Here’s what he says:

‘Hi Gavin, I’ve been busy restoring boats for a local wooden dinghy regatta. The Iain Oughtred-designed Macgregor canoe needed some serious attention and an Australian Sailfish that my cousin and I built in 1963 had to be completely restored as it had had a hard life through various branches of the family and always leaked through a badly underbuilt centreboard case. But she came up well, and dry!

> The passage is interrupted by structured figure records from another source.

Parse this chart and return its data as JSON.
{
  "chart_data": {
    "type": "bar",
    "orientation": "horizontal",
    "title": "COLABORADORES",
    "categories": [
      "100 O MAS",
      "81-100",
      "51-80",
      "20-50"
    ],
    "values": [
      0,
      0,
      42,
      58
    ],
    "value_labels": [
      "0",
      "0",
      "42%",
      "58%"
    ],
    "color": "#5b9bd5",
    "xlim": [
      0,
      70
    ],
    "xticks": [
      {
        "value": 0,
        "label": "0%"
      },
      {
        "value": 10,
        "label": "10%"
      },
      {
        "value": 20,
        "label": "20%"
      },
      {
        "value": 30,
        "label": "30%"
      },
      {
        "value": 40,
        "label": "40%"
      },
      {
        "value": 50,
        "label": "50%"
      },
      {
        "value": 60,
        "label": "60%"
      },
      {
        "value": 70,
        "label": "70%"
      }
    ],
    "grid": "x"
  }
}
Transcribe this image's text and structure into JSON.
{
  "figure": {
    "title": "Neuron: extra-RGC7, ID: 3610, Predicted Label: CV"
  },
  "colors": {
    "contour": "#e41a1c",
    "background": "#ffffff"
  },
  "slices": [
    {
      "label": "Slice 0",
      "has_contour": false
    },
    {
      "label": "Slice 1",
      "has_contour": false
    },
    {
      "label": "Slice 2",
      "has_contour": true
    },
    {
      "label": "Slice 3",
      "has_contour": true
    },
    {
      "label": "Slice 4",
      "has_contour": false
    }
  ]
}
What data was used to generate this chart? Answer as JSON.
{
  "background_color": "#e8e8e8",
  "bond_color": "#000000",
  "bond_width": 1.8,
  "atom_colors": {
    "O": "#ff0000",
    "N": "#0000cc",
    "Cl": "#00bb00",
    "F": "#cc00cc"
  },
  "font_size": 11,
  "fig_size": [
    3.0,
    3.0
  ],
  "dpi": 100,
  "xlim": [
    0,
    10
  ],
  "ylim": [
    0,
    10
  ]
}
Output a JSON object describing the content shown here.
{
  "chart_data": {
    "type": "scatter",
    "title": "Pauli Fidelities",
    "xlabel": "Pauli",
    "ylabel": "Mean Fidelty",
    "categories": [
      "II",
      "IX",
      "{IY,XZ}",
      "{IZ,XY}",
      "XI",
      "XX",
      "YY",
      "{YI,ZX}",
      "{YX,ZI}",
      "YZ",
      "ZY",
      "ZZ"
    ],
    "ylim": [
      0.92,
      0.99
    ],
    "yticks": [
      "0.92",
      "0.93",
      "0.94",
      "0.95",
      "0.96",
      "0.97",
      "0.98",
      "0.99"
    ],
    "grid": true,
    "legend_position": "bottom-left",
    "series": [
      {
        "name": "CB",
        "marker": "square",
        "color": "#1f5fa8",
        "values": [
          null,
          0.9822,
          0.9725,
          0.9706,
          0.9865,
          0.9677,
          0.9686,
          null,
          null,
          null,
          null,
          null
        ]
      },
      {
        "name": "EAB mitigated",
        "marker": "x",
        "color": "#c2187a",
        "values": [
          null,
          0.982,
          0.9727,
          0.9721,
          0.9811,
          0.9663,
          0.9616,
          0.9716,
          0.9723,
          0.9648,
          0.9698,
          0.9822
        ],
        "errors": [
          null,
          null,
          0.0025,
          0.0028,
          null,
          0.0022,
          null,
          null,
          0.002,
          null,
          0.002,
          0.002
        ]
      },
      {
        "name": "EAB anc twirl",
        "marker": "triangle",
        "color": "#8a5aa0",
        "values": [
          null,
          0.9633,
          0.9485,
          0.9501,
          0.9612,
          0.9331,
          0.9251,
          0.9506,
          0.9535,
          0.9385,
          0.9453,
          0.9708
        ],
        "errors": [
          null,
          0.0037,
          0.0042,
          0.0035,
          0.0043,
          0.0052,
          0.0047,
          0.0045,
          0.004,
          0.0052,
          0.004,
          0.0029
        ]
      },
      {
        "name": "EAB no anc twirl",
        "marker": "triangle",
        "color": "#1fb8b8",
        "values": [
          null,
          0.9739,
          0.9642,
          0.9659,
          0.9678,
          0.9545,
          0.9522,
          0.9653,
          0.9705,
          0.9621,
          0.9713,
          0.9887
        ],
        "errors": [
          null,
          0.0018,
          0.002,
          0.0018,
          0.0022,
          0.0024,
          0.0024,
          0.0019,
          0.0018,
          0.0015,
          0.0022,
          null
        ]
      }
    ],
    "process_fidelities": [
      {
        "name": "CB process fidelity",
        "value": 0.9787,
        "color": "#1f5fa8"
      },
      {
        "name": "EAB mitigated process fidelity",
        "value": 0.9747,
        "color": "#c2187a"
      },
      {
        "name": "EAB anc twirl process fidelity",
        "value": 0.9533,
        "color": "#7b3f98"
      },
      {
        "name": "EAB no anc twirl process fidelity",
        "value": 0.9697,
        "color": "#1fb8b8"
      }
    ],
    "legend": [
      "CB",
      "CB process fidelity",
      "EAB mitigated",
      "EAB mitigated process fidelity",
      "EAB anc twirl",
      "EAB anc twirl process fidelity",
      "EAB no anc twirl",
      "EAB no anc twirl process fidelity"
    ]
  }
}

‘My cousin Andy had not sailed the boat for at least 35 years, but on the day I couldn’t get him off it!

‘Most of the boats were older racing class boats, but mine was unique. The oldest was a Sydney 15 footer, an open clinker built boat nearly 100 years old and another from the 1950s in rather delicate condition but when they got it going it stormed through the fleet, including the modern boats.

‘The rest were mostly John Boats, Jolly Boats, Moths, Mirrors and Herons.

‘The regatta was at the Victorian coastal town of Inverloch. Due to changes to the estuary the water we were sailing on was very narrow and shallowed abruptly at the edges of the sandbars at low tide. What with the vintage fleet swanning about and the normal club races and a fleet of personal water craft buzzing around it got quite crowded. But it was a fun weekend, with 2.5 days of sailing and half a day of show and tell in the park.

‘There are more pics on Woodenboat forum Antipodean Boats Connection thread, people and places, page 309.

‘Jeff”

Thanks Jeff!

Jeff that his part of Australia has fires and no rain at all as is becoming usual – although his local area has not had fires, they’re getting thick smoke from all of 200kilometres away. That’s quite a contrast to the succession of storms we’re seeing here, but may well be due to the same cause. And yet we go on consuming and flying… I guess folks don’t see an alternative.